I even found a few fossils in the creek, always a blessing.


And of course the beach was beautiful. Every day is a beach day. Ask Captain Chem - he lives a mile or so away from here.


I arrived at the CVS 45 minutes early, but there was no line and they let me go right in. The lovely Santa Cruz sweetheart of a nurse poked me painlessly, slapped a band-aid across the hole, and sent me over to wait on a chair for 15 minutes before going home. I did not flop around or hurl or otherwise create a fuss, thus proving I was not a menace to society or to myself, so they let me go on my way. This was the smooth part of the week. 

I was back in my camp in front of the TV exactly on time to watch UCLA squeak past Michigan and get to the men's Final Four (kind of amazing, really). I was very happy about this unexpected victory and I was feeling only a little soreness in my arm, just like you would with a flu shot. I felt quite a relief to be vaccinated, to tell you the truth. This was the miraculously optimistic part of the week.

When I awoke on Wednesday, things were pretty normal, but I noticed that I was still a little sleepy. After breakfast, I stretched out on my bed and before I knew it, the whole morning had passed. I had been asleep for three hours. I had no appetite and standing up was a little bit of an adventure - very wobbly - so I drank a glass of water and hit the rack again. Poof! The afternoon and most of the evening disappeared into sleep, with aches and chills stirring me at 9 p.m. I drank more water and took an ibuprofen and went back to bed. 

If that was all the vaccine had to offer, I was okay with it. I had read that the first shot provides you with antibodies to fight the virus and the second shot provides you with stuff for the antibodies to go to work on. So a more robust reaction to numero dos was to be expected and would be evidence that the antibodies were working. Wednesday night and Thursday morning would be the experimental parts of the week.

I slept straight through from 9 p.m. to 4 a.m. Then I woke up soaked with sweat, a survivor of the chemical warfare inside my brain and parts south. My pillow case (not "My Pillow" case just my pillow case) was sopping wet. There was actually a tiny shallow pool of standing water in the depression where my head had been. I toweled it off, took another ibuprofen with a ton of water, changed my shirt, shivering, and climbed back under the damp covers. This was the weird, wet part of the week.

Sometime in the middle of the morning I came to and pronounced myself all dried out and fairly normal. I took a shower and dressed in clean dry clothes, fed the birds, and noticed what a beautiful sunny day it was. I wanted to go for a walk but I thought better of it, settling for a stroll to the trash dumpster and back, then twenty minutes of poking around outside like a septuagenarian feeb. I felt weak and still a little achy, deciding to just read and be lazy the rest of the day. This was the cautious part of the week. 

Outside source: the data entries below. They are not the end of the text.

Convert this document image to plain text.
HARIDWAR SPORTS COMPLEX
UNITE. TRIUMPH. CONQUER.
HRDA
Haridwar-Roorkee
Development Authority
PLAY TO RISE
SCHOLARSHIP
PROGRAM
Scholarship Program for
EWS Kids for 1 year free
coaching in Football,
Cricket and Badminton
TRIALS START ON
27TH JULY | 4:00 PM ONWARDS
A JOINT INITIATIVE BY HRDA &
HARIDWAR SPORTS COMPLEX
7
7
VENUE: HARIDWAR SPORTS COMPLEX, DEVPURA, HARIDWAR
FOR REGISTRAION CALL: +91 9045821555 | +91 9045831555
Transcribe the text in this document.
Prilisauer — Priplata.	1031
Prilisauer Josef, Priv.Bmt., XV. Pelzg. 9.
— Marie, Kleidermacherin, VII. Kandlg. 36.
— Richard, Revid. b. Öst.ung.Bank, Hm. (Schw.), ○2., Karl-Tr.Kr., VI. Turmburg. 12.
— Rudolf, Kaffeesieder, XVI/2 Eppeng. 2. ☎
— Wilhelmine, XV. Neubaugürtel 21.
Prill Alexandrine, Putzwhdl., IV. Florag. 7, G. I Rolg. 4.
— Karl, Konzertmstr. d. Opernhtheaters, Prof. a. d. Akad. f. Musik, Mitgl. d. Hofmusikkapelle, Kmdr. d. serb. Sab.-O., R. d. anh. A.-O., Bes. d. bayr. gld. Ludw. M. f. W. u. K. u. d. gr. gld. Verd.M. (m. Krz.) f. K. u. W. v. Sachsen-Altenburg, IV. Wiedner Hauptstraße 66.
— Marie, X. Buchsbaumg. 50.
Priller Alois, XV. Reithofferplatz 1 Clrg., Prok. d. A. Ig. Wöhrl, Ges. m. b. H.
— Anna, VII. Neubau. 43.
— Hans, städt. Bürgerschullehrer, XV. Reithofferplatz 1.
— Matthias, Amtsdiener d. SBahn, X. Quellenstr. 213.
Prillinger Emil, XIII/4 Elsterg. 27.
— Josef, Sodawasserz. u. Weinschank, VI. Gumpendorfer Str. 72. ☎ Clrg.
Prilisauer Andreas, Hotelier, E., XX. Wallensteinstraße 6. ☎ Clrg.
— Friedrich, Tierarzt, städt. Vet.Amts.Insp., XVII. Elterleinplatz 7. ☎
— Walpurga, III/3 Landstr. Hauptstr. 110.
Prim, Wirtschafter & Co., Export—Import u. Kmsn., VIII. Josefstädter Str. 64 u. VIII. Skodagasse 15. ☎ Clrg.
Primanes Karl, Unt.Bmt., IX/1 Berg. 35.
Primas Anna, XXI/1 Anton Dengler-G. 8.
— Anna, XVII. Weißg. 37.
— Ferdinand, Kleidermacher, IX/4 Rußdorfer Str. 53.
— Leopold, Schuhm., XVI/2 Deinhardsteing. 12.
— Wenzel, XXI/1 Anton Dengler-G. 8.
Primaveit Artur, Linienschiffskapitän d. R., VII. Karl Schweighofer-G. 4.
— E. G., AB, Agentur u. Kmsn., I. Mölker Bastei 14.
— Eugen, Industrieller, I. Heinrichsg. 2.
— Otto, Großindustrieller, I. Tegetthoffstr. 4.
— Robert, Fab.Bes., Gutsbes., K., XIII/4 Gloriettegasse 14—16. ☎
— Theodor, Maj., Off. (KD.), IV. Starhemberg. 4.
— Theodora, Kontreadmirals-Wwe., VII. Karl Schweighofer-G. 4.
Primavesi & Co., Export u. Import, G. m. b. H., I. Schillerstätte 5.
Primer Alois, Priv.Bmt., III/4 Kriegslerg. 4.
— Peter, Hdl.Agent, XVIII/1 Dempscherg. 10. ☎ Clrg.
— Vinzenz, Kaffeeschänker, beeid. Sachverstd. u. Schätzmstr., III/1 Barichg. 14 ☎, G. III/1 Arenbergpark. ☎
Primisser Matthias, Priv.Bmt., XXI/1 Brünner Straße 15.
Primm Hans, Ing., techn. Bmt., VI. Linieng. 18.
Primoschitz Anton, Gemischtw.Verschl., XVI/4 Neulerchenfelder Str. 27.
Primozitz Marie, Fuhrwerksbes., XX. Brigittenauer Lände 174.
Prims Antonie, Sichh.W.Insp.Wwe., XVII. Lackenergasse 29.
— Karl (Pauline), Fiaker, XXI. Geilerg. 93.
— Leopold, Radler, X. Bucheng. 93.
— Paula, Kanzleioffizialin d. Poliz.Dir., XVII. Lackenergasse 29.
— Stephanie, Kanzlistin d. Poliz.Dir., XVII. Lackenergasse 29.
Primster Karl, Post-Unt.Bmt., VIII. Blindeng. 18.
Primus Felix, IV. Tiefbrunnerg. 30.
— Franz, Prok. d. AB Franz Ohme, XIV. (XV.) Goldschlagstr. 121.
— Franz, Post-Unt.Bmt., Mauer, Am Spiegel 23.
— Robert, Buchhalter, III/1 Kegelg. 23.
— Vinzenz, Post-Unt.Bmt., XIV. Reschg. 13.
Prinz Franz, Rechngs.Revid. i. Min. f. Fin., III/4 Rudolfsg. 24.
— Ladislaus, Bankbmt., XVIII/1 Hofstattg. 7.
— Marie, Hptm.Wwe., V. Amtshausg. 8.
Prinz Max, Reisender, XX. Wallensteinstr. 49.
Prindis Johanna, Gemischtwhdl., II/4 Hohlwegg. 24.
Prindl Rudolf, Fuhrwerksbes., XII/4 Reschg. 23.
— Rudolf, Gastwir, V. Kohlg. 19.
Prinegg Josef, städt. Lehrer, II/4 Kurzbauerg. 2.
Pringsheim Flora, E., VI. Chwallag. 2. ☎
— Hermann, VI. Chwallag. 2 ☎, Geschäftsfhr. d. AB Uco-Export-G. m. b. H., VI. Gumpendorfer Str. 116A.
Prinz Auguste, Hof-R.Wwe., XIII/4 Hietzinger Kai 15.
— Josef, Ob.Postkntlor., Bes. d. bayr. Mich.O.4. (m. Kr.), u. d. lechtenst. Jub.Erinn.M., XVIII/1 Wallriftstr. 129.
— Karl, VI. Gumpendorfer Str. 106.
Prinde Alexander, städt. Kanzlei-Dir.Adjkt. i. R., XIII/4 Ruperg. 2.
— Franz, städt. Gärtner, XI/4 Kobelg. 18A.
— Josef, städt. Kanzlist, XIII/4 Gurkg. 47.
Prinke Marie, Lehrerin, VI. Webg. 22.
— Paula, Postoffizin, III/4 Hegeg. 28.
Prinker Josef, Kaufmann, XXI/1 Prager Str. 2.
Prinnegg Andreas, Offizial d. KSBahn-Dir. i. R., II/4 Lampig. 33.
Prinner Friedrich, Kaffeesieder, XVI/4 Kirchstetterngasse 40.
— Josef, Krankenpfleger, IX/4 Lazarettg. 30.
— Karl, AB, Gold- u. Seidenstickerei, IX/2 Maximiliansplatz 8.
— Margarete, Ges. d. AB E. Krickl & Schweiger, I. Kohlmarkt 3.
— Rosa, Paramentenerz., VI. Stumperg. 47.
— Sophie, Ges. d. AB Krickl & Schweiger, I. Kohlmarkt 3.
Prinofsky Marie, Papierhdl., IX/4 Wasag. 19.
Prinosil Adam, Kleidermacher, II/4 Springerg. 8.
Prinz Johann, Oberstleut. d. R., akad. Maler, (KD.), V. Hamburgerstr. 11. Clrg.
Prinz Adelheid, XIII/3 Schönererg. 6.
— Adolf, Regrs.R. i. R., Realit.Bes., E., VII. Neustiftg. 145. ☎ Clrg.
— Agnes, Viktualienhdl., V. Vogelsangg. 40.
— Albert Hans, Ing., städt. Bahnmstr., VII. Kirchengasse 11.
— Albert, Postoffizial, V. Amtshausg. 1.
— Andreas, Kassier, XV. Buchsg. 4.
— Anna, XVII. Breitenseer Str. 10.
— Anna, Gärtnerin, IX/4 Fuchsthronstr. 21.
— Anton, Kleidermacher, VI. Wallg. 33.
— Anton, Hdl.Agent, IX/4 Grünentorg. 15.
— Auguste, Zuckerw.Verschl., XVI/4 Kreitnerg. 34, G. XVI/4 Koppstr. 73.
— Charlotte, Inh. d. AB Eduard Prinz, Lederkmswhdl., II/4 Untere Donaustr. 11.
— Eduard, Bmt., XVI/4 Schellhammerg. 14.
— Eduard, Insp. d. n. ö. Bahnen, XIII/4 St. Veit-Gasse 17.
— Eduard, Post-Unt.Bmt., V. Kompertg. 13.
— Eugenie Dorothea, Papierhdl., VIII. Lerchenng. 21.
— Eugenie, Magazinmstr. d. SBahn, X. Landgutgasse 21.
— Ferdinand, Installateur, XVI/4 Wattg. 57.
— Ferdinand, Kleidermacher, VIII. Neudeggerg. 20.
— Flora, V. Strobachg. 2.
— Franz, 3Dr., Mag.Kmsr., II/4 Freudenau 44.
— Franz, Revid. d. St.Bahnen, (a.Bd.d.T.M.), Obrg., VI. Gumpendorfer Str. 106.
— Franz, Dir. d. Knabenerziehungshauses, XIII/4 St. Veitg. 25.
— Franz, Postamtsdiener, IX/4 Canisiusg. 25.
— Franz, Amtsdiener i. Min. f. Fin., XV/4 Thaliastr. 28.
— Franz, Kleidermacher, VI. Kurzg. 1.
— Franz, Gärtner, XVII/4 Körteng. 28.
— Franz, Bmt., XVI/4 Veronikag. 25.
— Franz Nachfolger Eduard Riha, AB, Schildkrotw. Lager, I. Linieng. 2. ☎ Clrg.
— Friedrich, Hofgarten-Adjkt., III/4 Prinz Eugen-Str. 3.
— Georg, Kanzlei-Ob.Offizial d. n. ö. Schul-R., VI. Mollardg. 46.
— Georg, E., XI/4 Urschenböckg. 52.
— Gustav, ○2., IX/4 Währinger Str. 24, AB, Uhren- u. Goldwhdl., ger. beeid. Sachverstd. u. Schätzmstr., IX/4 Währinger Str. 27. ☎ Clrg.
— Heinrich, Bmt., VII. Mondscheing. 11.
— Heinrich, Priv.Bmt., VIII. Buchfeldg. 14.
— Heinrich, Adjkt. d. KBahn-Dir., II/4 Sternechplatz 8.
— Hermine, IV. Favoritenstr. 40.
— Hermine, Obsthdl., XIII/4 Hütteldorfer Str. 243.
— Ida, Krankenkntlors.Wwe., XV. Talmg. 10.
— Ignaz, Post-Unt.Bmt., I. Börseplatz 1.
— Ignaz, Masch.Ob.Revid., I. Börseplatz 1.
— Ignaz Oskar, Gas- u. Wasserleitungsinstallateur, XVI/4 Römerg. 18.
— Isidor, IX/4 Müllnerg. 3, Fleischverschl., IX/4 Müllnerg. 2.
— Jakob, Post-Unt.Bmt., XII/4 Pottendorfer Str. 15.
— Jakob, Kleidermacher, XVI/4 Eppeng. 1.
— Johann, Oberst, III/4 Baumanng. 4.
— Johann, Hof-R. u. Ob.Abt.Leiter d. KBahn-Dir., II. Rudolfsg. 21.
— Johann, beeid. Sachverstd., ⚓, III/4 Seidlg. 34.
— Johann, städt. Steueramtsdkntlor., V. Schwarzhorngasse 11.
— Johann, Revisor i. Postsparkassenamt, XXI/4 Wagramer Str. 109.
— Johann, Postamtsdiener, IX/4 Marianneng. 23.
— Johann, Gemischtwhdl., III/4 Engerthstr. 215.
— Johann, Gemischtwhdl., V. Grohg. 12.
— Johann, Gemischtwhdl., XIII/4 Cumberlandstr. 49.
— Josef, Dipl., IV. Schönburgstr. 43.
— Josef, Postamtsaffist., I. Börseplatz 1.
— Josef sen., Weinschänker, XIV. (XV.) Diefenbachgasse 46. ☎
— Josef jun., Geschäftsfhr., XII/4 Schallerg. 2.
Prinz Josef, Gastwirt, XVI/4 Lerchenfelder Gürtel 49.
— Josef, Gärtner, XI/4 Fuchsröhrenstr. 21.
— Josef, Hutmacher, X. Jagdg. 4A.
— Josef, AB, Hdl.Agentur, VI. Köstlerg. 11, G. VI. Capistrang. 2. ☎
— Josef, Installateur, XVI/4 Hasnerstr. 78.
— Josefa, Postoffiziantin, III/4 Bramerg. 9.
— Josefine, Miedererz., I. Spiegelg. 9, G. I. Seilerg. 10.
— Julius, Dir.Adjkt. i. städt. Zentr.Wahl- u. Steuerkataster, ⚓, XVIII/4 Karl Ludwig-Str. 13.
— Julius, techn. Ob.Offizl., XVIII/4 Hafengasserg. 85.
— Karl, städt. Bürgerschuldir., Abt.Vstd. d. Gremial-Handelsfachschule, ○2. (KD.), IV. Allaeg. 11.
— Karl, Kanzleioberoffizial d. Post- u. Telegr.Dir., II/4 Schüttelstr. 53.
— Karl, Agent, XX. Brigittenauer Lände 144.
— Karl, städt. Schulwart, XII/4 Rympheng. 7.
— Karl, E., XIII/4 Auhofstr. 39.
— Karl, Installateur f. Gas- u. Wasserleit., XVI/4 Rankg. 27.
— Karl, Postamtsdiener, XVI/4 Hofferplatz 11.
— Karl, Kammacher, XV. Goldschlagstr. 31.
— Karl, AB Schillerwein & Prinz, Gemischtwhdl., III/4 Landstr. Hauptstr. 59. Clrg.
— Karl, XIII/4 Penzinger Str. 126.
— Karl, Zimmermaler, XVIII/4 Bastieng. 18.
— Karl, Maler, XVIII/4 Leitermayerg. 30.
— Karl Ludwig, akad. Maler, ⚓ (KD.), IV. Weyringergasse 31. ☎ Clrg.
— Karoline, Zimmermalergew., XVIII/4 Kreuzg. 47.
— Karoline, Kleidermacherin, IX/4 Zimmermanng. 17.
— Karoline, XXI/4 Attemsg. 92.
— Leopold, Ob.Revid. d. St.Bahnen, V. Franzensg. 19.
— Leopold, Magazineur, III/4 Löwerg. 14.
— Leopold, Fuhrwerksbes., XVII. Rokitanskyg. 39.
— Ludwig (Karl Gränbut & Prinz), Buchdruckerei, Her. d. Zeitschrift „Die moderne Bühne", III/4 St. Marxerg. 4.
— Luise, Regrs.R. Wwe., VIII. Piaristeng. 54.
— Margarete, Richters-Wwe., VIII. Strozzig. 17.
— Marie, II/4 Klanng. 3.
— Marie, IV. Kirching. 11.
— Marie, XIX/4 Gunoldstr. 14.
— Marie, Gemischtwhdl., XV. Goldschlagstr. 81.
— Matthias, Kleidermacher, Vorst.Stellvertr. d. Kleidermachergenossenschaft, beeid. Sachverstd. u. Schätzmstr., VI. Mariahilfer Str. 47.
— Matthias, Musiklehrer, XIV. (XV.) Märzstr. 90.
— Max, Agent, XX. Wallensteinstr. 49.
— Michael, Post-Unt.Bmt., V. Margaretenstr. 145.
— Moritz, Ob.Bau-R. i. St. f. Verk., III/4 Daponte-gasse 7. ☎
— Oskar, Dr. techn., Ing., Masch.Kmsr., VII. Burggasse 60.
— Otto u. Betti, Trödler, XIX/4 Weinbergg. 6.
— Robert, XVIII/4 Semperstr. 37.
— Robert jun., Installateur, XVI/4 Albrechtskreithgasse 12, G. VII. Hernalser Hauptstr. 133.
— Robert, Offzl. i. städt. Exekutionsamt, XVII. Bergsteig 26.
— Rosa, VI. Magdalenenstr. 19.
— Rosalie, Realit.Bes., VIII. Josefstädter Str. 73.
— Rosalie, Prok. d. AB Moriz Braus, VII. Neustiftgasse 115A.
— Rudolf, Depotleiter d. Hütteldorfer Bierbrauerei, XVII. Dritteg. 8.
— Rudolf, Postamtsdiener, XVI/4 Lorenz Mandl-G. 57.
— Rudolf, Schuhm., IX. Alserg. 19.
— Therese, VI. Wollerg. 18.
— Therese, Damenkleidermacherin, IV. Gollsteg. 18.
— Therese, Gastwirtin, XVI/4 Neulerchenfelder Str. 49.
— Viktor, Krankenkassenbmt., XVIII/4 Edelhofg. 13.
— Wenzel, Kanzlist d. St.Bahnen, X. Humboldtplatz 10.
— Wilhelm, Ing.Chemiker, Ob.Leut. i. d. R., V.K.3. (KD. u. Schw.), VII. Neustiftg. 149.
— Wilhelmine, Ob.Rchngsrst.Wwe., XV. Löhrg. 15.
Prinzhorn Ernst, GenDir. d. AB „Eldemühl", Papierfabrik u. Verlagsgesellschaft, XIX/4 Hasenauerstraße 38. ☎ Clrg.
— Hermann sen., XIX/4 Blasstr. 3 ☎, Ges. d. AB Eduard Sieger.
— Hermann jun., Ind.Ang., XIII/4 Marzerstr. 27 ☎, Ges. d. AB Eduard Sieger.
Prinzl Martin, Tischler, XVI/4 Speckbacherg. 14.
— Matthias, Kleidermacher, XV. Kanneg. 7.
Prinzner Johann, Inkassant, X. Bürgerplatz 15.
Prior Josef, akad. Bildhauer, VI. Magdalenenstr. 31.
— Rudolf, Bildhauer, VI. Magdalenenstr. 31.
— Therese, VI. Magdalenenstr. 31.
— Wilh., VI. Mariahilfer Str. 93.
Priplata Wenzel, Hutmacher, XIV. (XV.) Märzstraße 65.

I was wary when I went to bed last night. I really did not want another all night fever war. When I woke up this morning, my shirt was damp, my pillow was a little wet, but I felt much stronger than yesterday. I feel like most of the reaction is over with, like the vaccination was a success, and in a couple of weeks, I will be a little more free. From what I read, they are not yet sure how long the vaccine will last - maybe 90 days, maybe longer - but a booster shot is likely sometime down the road. I can handle it. This is the grateful part of the week.

Peace, Love, and Numero Dos,
Jim

P.S. I found out that the main group of birds I have been feeding are not Northern Shrikes like I thought. They are White-Crowned Sparrows instead. If it wasn't for the worldwide pandemic, I probably never would  have known that. This is the ornithological irony part of the week.